Gordon: Post-race apology messages 'ridiculous'
November 02, 2013, Holly Cain, NASCAR.com
FORT WORTH, Texas -- Jeff Gordon doesn’t have a vested interest in NASCAR’s latest post-race brouhaha on pit road between Greg Biffle and Jimmie Johnson, who were involved in a heated exchange caught on television Sunday at Martinsville Speedway.
But the wily veteran Gordon didn't flinch when asked what he thought about proper etiquette for apologies and make-ups between drivers.
"I think it's ridiculous that we are texting and calling one another after incidents like that," the four-time champ Gordon said. "There is only one reason you call the guy and that is because you don't want a confrontation. You don't want an issue, you don't want the guy to wreck you at the next race and you are worried about where you are going to finish in points and all that stuff."
Johnson said Friday that he and Biffle exchanged texts but had not actually spoken following the emotional confrontation.
As Johnson was doing interviews with reporters on pit road last Sunday, Biffle came up from behind, grabbed Johnson's shoulder and pulled him around to angrily call him out on an incident during the race.
As the television cameras rolled and reporters stood nearby, Johnson tried to calm Biffle and offered to talk it out.
After having several days to analyze the situation, Johnson said he was totally caught off guard by Biffle's reaction.
"I don’t know what kept me from swinging, to be honest," Johnson said Friday. "You never know how you're going to react until you're in those moments. After I realized who it was, because I was caught off-guard; I didn't know where it came from. And it was a shock to see Greg because we were on the track and roughing each other pretty good for quite a few laps and I thought that everything had simmered down and was gone.
"And then truthfully, the most important thing in it all was after he grabbed me, the look in his eyes, I don't even think he looked at me. He was looking around me and saw all of you (media) standing there. I think he was just as shocked that he grabbed me like that as anyone. And I've been in a couple of fights, not many, but he didn't want to fight. He was just pissed.

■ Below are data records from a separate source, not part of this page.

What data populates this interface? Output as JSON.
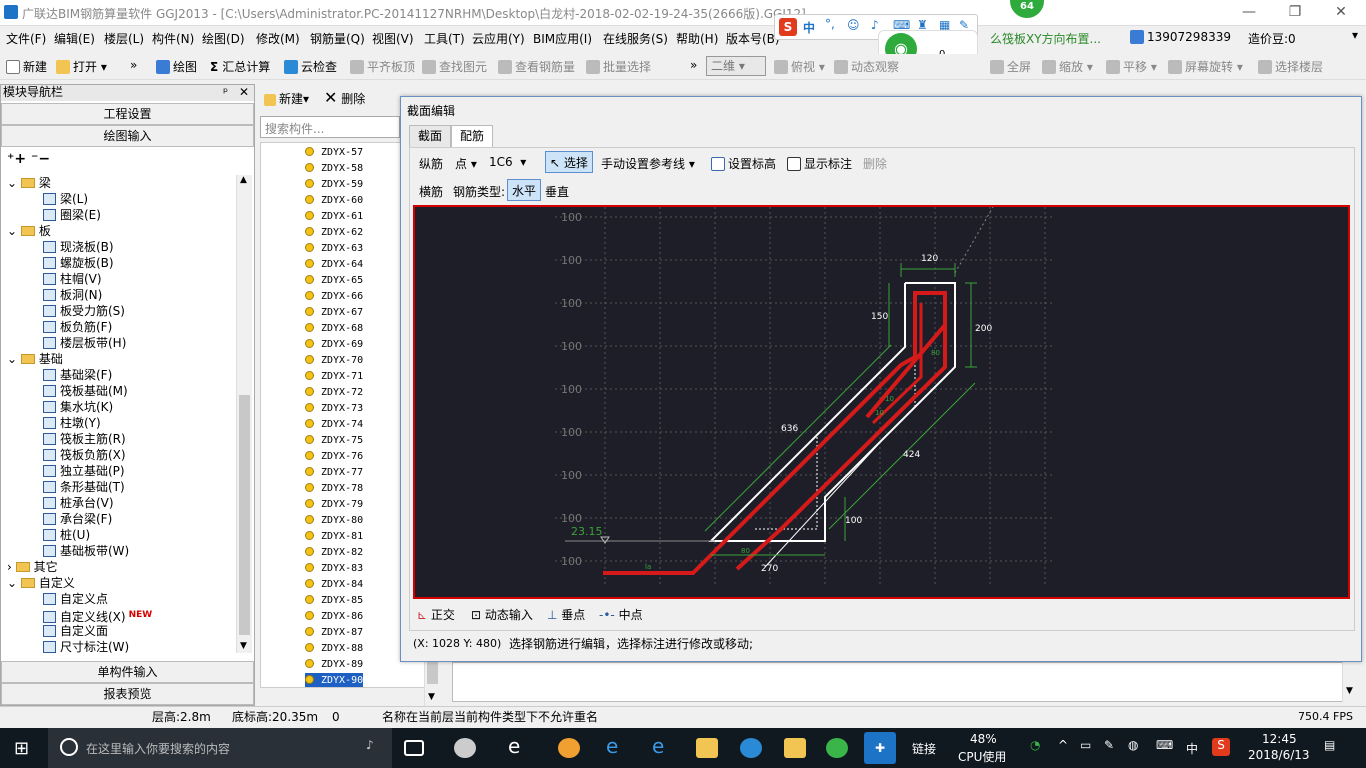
{
  "window": {
    "title": "广联达BIM钢筋算量软件 GGJ2013 - [C:\\Users\\Administrator.PC-20141127NRHM\\Desktop\\白龙村-2018-02-02-19-24-35(2666版).GGJ12]",
    "badge_count": "64"
  },
  "menu": [
    "文件(F)",
    "编辑(E)",
    "楼层(L)",
    "构件(N)",
    "绘图(D)",
    "修改(M)",
    "钢筋量(Q)",
    "视图(V)",
    "工具(T)",
    "云应用(Y)",
    "BIM应用(I)",
    "在线服务(S)",
    "帮助(H)",
    "版本号(B)"
  ],
  "menu_right": {
    "notice": "么筏板XY方向布置...",
    "phone": "13907298339",
    "cost_beans": "造价豆:0"
  },
  "ime": {
    "lang": "中",
    "wifi_count": "0"
  },
  "toolbar": {
    "new": "新建",
    "open": "打开",
    "draw": "绘图",
    "sum": "汇总计算",
    "cloud_check": "云检查",
    "flush_slab": "平齐板顶",
    "find_element": "查找图元",
    "view_rebar": "查看钢筋量",
    "batch_select": "批量选择",
    "view_mode": "二维",
    "top_view": "俯视",
    "dynamic_view": "动态观察",
    "fullscreen": "全屏",
    "zoom": "缩放",
    "pan": "平移",
    "rotate": "屏幕旋转",
    "select_floor": "选择楼层"
  },
  "nav": {
    "header": "模块导航栏",
    "btn_project": "工程设置",
    "btn_draw": "绘图输入",
    "btn_single": "单构件输入",
    "btn_report": "报表预览",
    "tree": [
      {
        "type": "folder",
        "label": "梁"
      },
      {
        "type": "item",
        "label": "梁(L)"
      },
      {
        "type": "item",
        "label": "圈梁(E)"
      },
      {
        "type": "folder",
        "label": "板"
      },
      {
        "type": "item",
        "label": "现浇板(B)"
      },
      {
        "type": "item",
        "label": "螺旋板(B)"
      },
      {
        "type": "item",
        "label": "柱帽(V)"
      },
      {
        "type": "item",
        "label": "板洞(N)"
      },
      {
        "type": "item",
        "label": "板受力筋(S)"
      },
      {
        "type": "item",
        "label": "板负筋(F)"
      },
      {
        "type": "item",
        "label": "楼层板带(H)"
      },
      {
        "type": "folder",
        "label": "基础"
      },
      {
        "type": "item",
        "label": "基础梁(F)"
      },
      {
        "type": "item",
        "label": "筏板基础(M)"
      },
      {
        "type": "item",
        "label": "集水坑(K)"
      },
      {
        "type": "item",
        "label": "柱墩(Y)"
      },
      {
        "type": "item",
        "label": "筏板主筋(R)"
      },
      {
        "type": "item",
        "label": "筏板负筋(X)"
      },
      {
        "type": "item",
        "label": "独立基础(P)"
      },
      {
        "type": "item",
        "label": "条形基础(T)"
      },
      {
        "type": "item",
        "label": "桩承台(V)"
      },
      {
        "type": "item",
        "label": "承台梁(F)"
      },
      {
        "type": "item",
        "label": "桩(U)"
      },
      {
        "type": "item",
        "label": "基础板带(W)"
      },
      {
        "type": "folder",
        "label": "其它",
        "collapsed": true
      },
      {
        "type": "folder",
        "label": "自定义"
      },
      {
        "type": "item",
        "label": "自定义点"
      },
      {
        "type": "item",
        "label": "自定义线(X)",
        "badge": "NEW"
      },
      {
        "type": "item",
        "label": "自定义面"
      },
      {
        "type": "item",
        "label": "尺寸标注(W)"
      }
    ]
  },
  "list": {
    "new_label": "新建",
    "delete_label": "删除",
    "search_placeholder": "搜索构件...",
    "items": [
      "ZDYX-57",
      "ZDYX-58",
      "ZDYX-59",
      "ZDYX-60",
      "ZDYX-61",
      "ZDYX-62",
      "ZDYX-63",
      "ZDYX-64",
      "ZDYX-65",
      "ZDYX-66",
      "ZDYX-67",
      "ZDYX-68",
      "ZDYX-69",
      "ZDYX-70",
      "ZDYX-71",
      "ZDYX-72",
      "ZDYX-73",
      "ZDYX-74",
      "ZDYX-75",
      "ZDYX-76",
      "ZDYX-77",
      "ZDYX-78",
      "ZDYX-79",
      "ZDYX-80",
      "ZDYX-81",
      "ZDYX-82",
      "ZDYX-83",
      "ZDYX-84",
      "ZDYX-85",
      "ZDYX-86",
      "ZDYX-87",
      "ZDYX-88",
      "ZDYX-89",
      "ZDYX-90"
    ],
    "selected": "ZDYX-90"
  },
  "dialog": {
    "title": "截面编辑",
    "tabs": [
      "截面",
      "配筋"
    ],
    "row1": {
      "long_rebar": "纵筋",
      "point": "点",
      "spec": "1C6",
      "select": "选择",
      "manual_ref": "手动设置参考线",
      "set_elev": "设置标高",
      "show_dim": "显示标注",
      "delete": "删除"
    },
    "row2": {
      "trans_rebar": "横筋",
      "rebar_type": "钢筋类型:",
      "horizontal": "水平",
      "vertical": "垂直"
    },
    "bottom": {
      "ortho": "正交",
      "dyn_input": "动态输入",
      "perp": "垂点",
      "mid": "中点"
    },
    "status_coord": "(X: 1028 Y: 480)",
    "status_msg": "选择钢筋进行编辑，选择标注进行修改或移动;",
    "canvas": {
      "grid_labels": [
        "100",
        "100",
        "100",
        "100",
        "100",
        "100",
        "100",
        "100",
        "100"
      ],
      "dims": {
        "d120": "120",
        "d150": "150",
        "d200": "200",
        "d636": "636",
        "d424": "424",
        "d100": "100",
        "d270": "270"
      },
      "elev": "23.15",
      "small_labels": {
        "la": "la",
        "s1": "80",
        "s2": "10",
        "s3": "10",
        "s4": "80"
      }
    }
  },
  "status": {
    "floor_h": "层高:2.8m",
    "base_h": "底标高:20.35m",
    "zero": "0",
    "msg": "名称在当前层当前构件类型下不允许重名",
    "fps": "750.4 FPS"
  },
  "taskbar": {
    "search_placeholder": "在这里输入你要搜索的内容",
    "link": "链接",
    "cpu_pct": "48%",
    "cpu_label": "CPU使用",
    "lang": "中",
    "time": "12:45",
    "date": "2018/6/13"
  }
}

So, I think at the end of the day that was really the energy in that moment that let me stay calm and just kind of handle it how I did."
While Biffle apologized on Twitter for the way he handled the situation, he was still bristling about the incident (he thought Johnson knocked his rear bumper cover) this weekend at Texas Motor Speedway and made veiled references to the on-track incident and subsequent pit stop costing him dearly in the Chase for the NASCAR Sprint Cup.
With a lot at stake for both Biffle and championship co-leader Johnson, retaliation seems unlikely.
But Gordon says that doesn't mean all is forgotten.
"I don’t remember a whole lot of things, but I can tell you every time that I was wrecked by somebody and where they rank on the list," Gordon said laughing. "There are very few guys out there that your friendship and bond off the track is stronger than your competitiveness on the race track. I don't think that that exists a whole lot if any at all.
"Usually only the guy that is concerned about what is coming back to him is the one reaching out."